Yesterday the Supreme Court granted certiorari in Board of Trustees of the Leland Stanford Junior University v. Roche Molecular Systems, Inc., No. 09-1159, to address the interaction between the Bayh-Dole Act’s allocation of patent rights and assignment agreements between inventors and third parties. The question presented is whether an inventor employed by a contractor that elects to retain title to an invention may defeat the contractor’s right to retain title by assigning rights in the invention to a third party. The Court’s decision will affect both small-business contractors that are covered by the Act and companies that might seek to enter into assignment agreements with inventors employed by a covered contractor of any type.

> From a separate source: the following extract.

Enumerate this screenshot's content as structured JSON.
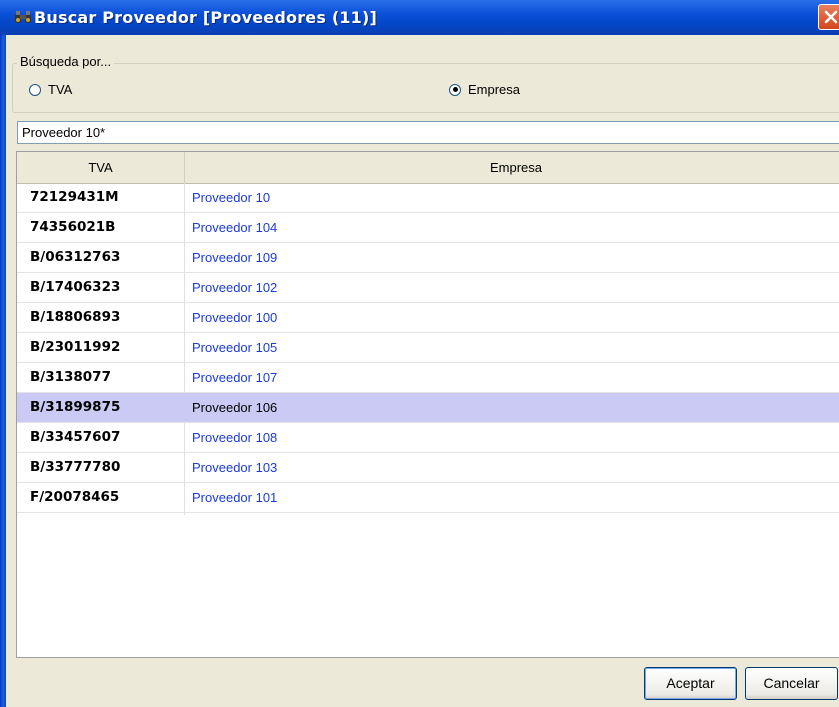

Roche, the respondent in the Supreme Court, marketed and sold HIV test kits. The three inventors of the technology worked at Stanford University, the petitioner in the Supreme Court, and signed contracts in which they “agree[d] to assign” rights in future inventions to Stanford. During the development of the technology, one of the inventors, Dr. Holodniy, spent time at Cetus, a local biotech company that Roche later purchased, where he signed another contract in which he agreed that he “will assign and do[es] hereby assign” rights in future inventions to Cetus. Stanford subsequently filed a patent application for the underlying technology, and then elected to retain title to it under the Bayh-Dole Act. The Federal Circuit held that the initial rights in the invention lay with Dr. Holodniy; that, because Dr. Holodniy assigned his rights to Cetus, rather than simply “agreeing” to assign them (as he did with Stanford), Roche now possesses Dr. Holodniy’s rights in the invention; and that Stanford had no rights it could “retain” under the statute.
In its petition for certiorari, Stanford argued that, independent of any agreement between Dr. Holodniy and Cetus, the Bayh-Dole Act gave Stanford the right to the patent once it exercised its election right, and that the Federal Circuit’s decision runs contrary to the Act, which provides patent rights to the inventor only with the government’s approval. The Supreme Court requested the views of the Solicitor General, who took the position that the Federal Circuit’s decision is incorrect, that the question presented is important, and that the Court should grant certiorari.
Absent extensions, amicus briefs in support of the petitioner will be due on December 23, 2010, and amicus briefs in support of the respondents will be due on January 25, 2011.